Pair	\(r_w - r_l\)	\(\sigma(\cdot)\)	\(-\log(\sigma)\)
\((y_1, y_2)\)	0.9	0.711	0.342
\((y_1, y_3)\)	1.5	0.818	0.201
\((y_1, y_4)\)	2.3	0.909	0.095
\((y_2, y_3)\)	0.6	0.646	0.437
\((y_2, y_4)\)	1.4	0.802	0.220
\((y_3, y_4)\)	0.8	0.690	0.371

\[\text{loss} = \frac{1}{6}(0.342 + 0.201 + 0.095 + 0.437 + 0.220 + 0.371) = \frac{1.666}{6} = 0.278\]

The loss is moderate – the model’s ranking mostly agrees with the human’s ranking but has room to push the score gaps wider.

Exercises

Recall: Why does the InstructGPT team train on all \(\binom{K}{2}\) comparisons from a single ranking as one batch, rather than shuffling all comparisons into the dataset? What problem does this solve?

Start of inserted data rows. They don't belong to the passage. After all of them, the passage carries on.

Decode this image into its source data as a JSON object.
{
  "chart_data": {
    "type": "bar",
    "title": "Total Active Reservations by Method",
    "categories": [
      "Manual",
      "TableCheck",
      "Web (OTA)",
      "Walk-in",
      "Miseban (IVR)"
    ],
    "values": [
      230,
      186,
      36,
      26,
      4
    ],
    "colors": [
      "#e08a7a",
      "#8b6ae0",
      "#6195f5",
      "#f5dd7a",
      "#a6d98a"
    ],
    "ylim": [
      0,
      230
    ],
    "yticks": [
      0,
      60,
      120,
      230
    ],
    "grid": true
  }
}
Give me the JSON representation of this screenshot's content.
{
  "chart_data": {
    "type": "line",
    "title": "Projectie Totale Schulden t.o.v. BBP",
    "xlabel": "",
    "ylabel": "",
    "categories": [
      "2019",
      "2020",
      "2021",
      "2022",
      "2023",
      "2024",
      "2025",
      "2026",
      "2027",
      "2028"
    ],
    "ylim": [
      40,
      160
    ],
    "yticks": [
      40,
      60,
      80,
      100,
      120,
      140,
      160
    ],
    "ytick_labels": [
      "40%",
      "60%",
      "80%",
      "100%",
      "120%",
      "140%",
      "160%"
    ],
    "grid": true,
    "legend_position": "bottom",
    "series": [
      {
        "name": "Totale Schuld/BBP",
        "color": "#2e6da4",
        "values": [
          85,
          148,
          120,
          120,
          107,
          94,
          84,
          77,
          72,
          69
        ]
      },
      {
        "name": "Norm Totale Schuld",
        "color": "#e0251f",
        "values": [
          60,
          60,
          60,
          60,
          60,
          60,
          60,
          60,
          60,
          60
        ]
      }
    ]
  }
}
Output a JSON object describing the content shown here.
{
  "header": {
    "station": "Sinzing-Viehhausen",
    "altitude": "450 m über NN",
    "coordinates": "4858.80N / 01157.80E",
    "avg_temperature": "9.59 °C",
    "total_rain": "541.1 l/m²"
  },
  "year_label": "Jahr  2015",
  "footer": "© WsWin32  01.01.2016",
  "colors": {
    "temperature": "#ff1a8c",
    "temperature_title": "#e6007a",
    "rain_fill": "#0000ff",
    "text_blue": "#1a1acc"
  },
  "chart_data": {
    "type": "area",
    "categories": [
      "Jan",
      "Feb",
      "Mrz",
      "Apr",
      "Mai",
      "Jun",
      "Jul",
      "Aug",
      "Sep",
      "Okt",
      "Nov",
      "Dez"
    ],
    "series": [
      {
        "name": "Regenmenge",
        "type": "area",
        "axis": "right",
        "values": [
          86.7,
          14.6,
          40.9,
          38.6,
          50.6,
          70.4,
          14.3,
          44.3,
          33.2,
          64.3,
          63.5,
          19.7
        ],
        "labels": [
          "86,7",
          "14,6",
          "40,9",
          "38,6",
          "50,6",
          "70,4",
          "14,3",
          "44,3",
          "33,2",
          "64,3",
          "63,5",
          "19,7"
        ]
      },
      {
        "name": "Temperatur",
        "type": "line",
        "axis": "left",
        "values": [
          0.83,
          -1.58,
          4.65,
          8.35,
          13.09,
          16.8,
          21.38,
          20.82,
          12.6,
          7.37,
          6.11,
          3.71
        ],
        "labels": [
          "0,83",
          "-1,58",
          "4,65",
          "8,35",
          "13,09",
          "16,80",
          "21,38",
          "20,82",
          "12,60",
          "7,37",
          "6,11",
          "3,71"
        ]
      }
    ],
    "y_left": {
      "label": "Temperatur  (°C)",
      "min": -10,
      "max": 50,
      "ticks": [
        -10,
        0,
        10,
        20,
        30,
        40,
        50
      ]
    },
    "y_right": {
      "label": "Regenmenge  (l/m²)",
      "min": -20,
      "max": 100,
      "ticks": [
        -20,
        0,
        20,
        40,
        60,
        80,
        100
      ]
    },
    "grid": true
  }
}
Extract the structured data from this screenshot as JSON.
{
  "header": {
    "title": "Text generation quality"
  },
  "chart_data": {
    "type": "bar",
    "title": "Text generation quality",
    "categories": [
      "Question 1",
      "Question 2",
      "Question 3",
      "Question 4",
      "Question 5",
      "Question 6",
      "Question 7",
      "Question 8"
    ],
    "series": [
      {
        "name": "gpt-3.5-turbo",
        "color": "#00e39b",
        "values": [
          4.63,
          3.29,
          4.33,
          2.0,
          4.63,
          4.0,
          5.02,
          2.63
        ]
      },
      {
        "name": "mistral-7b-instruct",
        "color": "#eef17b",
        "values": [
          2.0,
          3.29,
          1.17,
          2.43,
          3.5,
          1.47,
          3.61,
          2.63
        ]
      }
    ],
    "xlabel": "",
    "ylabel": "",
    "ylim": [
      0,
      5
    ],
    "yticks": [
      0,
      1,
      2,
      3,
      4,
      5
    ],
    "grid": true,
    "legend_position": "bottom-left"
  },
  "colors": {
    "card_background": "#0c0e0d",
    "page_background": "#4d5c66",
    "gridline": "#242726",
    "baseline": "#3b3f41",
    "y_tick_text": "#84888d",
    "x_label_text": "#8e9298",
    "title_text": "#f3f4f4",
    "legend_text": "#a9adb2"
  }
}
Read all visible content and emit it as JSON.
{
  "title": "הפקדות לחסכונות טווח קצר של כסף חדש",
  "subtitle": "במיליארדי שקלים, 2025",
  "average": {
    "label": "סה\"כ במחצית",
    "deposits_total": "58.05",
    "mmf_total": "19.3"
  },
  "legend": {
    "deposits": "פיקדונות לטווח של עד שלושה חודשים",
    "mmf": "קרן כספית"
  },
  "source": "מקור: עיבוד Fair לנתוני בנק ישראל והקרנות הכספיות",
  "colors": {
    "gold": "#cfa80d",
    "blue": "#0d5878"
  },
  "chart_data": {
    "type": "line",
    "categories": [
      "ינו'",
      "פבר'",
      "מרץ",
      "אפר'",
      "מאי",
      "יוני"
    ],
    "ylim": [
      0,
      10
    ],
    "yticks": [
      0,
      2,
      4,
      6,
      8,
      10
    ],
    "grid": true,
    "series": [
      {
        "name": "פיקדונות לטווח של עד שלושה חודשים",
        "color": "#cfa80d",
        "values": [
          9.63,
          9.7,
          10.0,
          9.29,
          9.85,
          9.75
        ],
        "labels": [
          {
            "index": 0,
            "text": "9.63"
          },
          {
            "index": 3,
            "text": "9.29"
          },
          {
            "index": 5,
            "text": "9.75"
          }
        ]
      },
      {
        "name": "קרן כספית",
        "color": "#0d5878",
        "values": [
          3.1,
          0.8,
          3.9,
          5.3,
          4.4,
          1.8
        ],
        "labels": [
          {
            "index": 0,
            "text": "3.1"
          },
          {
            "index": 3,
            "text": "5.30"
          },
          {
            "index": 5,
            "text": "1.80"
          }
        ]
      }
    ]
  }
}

Apply: A labeler ranks \(K = 5\) responses. How many pairwise comparisons does this produce? If the reward model assigns scores \([2.1, 1.5, 0.8, 0.2, -0.3]\) to these responses (in the labeler’s ranked order), compute the loss for the pair where the 2nd-ranked response (\(r = 1.5\)) is compared against the 4th-ranked response (\(r = 0.2\)).

Extend: The reward model uses 6B parameters even though the largest policy model is 175B. The authors found that a 175B reward model was unstable during training. Why might a reward model be harder to train stably at very large scale? (Hint: think about what happens when a reward model’s gradients are used by a separate RL optimization loop – small errors in reward get amplified.)

Lesson 4: Reinforcement Learning and PPO

The reward model gives us a score for any response. Now we need to improve the model to produce responses that score higher. This lesson introduces the reinforcement learning framework and Proximal Policy Optimization (PPO), the algorithm that makes this possible.

Explanation

Imagine teaching a dog a new trick. You cannot explain the trick in words (that is SFT – demonstrating). Instead, you let the dog try things, and you give it a treat when it does something good. Over many trials, the dog learns to repeat the behaviors that earn treats. That is reinforcement learning.

The setup is a bandit environment (the simplest kind of RL): the model receives a prompt, generates a complete response, gets a reward, and the episode ends. There is no multi-step planning or long-term strategy – just “generate a response and see how the judge scores it.”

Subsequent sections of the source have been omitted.